With a name like “Amazon Coin”, there’s sure to be comparison to the BitCoin phenomenon, but they’re nothing alike. Getting an Amazon Coin will be akin to sticking a $10 into the arcade token machine and getting forty brass tokens to stick into the pinball machine. A Coin is worth one hundredth of a dollar; when the dollar fluctuates, so will the Amazon Coin. Calling it a ‘coin’ is a bit of a misnomer; in the business world, internet currencies are “tokens” or “coupons”; only governments make coins. But, whatever symantics Amazon thinks having online coins will avoid scrutiny from governmental entities is their own problem.
So why even call a “Coin” something different? Why not just call them Amazon Gift Cards – which are already a thing, a way to get your money into Amazon in bulk to use for smaller transactions. One thing about it being a “Coin” is that it becomes a purchase transaction, rather than a gift card which is increasingly regulated as persistent storage for money. I’ll bet that there will come a day when app developers and participation in the Mechanical Turk will have the option of being paid in Amazon Coins. This makes Amazon a barter-world: you do work that earns Amazon real money, and in payment you get tokens to spend at the Amazon store. Sounds a bit like company scrip, don’t it? Scrip isn’t horrible, as long as it isn’t misused. Amazon isn’t dumb enough to require all transactions to be made with the same virtual money system, but if they did they wouldn’t be the first to try and restrict payment options.

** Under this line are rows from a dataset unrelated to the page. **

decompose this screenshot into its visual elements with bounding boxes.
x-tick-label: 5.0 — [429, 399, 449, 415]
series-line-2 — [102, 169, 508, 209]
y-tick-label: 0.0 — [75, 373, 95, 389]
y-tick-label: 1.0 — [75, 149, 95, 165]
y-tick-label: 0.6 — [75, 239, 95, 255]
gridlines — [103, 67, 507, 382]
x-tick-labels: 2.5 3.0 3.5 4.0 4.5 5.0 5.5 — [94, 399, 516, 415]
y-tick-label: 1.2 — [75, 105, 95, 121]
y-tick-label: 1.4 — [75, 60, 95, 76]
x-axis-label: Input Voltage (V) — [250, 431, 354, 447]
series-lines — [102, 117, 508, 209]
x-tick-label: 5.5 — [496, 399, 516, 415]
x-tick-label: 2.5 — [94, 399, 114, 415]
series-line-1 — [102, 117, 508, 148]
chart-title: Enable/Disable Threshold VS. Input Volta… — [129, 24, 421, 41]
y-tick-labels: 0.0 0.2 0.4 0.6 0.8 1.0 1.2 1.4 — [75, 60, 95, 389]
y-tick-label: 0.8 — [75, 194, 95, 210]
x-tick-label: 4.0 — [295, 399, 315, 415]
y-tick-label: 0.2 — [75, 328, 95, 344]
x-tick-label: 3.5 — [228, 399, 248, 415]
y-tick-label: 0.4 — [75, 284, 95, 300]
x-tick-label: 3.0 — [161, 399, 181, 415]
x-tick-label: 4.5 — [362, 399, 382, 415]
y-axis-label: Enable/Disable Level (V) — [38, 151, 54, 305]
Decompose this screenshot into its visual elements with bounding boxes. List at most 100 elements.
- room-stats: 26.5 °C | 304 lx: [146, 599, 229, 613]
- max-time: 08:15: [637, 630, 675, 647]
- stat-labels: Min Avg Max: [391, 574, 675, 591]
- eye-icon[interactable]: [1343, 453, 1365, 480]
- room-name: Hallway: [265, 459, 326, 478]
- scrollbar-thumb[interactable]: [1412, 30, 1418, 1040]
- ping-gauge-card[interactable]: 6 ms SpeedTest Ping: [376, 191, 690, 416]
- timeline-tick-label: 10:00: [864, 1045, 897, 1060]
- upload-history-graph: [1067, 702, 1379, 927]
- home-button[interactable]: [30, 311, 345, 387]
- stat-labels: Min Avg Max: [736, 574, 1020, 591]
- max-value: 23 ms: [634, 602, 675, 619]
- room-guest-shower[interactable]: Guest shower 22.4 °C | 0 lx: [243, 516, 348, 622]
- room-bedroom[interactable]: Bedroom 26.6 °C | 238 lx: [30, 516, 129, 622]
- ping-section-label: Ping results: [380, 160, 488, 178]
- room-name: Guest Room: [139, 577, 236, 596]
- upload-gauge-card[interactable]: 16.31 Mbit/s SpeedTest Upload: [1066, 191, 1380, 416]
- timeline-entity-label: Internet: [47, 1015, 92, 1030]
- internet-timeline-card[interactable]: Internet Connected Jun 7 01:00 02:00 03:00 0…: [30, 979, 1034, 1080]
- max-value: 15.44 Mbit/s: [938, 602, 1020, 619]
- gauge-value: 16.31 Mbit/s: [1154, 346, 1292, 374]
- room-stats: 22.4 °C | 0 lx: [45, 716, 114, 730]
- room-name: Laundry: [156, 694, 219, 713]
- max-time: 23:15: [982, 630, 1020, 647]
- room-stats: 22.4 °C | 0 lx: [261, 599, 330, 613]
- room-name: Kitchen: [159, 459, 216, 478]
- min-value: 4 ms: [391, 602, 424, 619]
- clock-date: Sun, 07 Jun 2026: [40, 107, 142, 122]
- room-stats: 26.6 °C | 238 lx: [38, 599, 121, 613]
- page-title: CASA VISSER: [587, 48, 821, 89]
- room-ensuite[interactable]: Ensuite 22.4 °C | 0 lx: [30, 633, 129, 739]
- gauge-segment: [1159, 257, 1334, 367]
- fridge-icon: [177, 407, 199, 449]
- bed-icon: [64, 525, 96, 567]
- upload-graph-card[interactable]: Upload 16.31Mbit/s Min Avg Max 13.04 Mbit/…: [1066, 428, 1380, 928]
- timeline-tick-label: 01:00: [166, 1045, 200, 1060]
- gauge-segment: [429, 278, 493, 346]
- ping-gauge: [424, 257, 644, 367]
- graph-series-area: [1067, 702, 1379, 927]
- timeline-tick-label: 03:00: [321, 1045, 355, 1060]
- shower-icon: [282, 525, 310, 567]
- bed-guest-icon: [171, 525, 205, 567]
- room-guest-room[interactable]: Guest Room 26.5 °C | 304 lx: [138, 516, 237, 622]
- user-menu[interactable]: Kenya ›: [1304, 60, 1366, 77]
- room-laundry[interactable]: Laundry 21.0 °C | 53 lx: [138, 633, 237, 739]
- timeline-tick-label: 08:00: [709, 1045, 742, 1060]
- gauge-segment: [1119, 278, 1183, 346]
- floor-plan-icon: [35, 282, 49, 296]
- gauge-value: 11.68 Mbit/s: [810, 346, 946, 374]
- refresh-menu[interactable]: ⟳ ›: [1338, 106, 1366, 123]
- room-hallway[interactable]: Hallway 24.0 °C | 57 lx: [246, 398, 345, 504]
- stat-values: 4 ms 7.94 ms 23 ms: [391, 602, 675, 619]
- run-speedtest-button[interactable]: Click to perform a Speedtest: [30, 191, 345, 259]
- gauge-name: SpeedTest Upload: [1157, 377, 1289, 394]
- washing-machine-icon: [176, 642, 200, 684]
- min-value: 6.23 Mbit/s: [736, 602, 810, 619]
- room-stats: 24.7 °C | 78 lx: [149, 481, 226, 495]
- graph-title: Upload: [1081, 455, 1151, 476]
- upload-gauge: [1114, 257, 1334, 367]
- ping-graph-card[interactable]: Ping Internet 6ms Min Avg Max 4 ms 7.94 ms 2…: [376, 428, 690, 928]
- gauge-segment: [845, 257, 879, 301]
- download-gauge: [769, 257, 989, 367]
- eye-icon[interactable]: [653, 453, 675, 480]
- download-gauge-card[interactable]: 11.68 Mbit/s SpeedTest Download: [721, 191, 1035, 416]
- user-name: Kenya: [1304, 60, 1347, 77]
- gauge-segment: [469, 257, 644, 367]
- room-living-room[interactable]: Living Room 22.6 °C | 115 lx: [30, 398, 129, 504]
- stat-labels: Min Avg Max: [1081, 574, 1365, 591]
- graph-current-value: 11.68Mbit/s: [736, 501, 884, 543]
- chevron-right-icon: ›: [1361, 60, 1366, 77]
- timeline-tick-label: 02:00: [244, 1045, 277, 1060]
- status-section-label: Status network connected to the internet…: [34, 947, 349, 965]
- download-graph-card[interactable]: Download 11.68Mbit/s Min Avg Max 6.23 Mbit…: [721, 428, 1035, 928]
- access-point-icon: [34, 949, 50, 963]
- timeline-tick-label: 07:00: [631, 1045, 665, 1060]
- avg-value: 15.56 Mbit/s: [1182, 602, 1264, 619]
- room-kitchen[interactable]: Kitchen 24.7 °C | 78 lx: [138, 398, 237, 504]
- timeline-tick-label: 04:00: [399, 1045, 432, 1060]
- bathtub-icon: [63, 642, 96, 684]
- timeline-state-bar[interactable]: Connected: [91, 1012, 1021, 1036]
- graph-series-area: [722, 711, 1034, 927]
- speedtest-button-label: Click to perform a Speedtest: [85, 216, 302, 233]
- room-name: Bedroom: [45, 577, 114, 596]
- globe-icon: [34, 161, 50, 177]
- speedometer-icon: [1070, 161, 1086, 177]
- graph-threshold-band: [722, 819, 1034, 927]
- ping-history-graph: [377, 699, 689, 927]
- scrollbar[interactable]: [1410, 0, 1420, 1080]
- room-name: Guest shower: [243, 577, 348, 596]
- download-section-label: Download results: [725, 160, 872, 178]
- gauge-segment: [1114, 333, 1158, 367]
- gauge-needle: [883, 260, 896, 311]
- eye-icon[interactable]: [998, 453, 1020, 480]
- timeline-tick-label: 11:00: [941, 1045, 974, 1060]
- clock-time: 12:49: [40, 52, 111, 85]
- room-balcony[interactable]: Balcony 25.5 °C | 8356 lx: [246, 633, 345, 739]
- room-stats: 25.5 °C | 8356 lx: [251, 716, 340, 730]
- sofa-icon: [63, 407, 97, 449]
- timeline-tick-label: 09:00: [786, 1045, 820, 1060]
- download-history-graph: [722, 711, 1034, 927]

The other benefit for Amazon, aside from giving free Coins when buying the tokens, they can just hand them out willy-nilly without using coupon codes or other odd redemption processes. If you own a Kindle Fire, you’re getting $5 in Amazon Coin just for free, to encourage the use of the system. Go ahead and spend them, but be careful when converting your dollars into Amazon Coin: be aware of what you’re getting for your money, like any other product you might buy.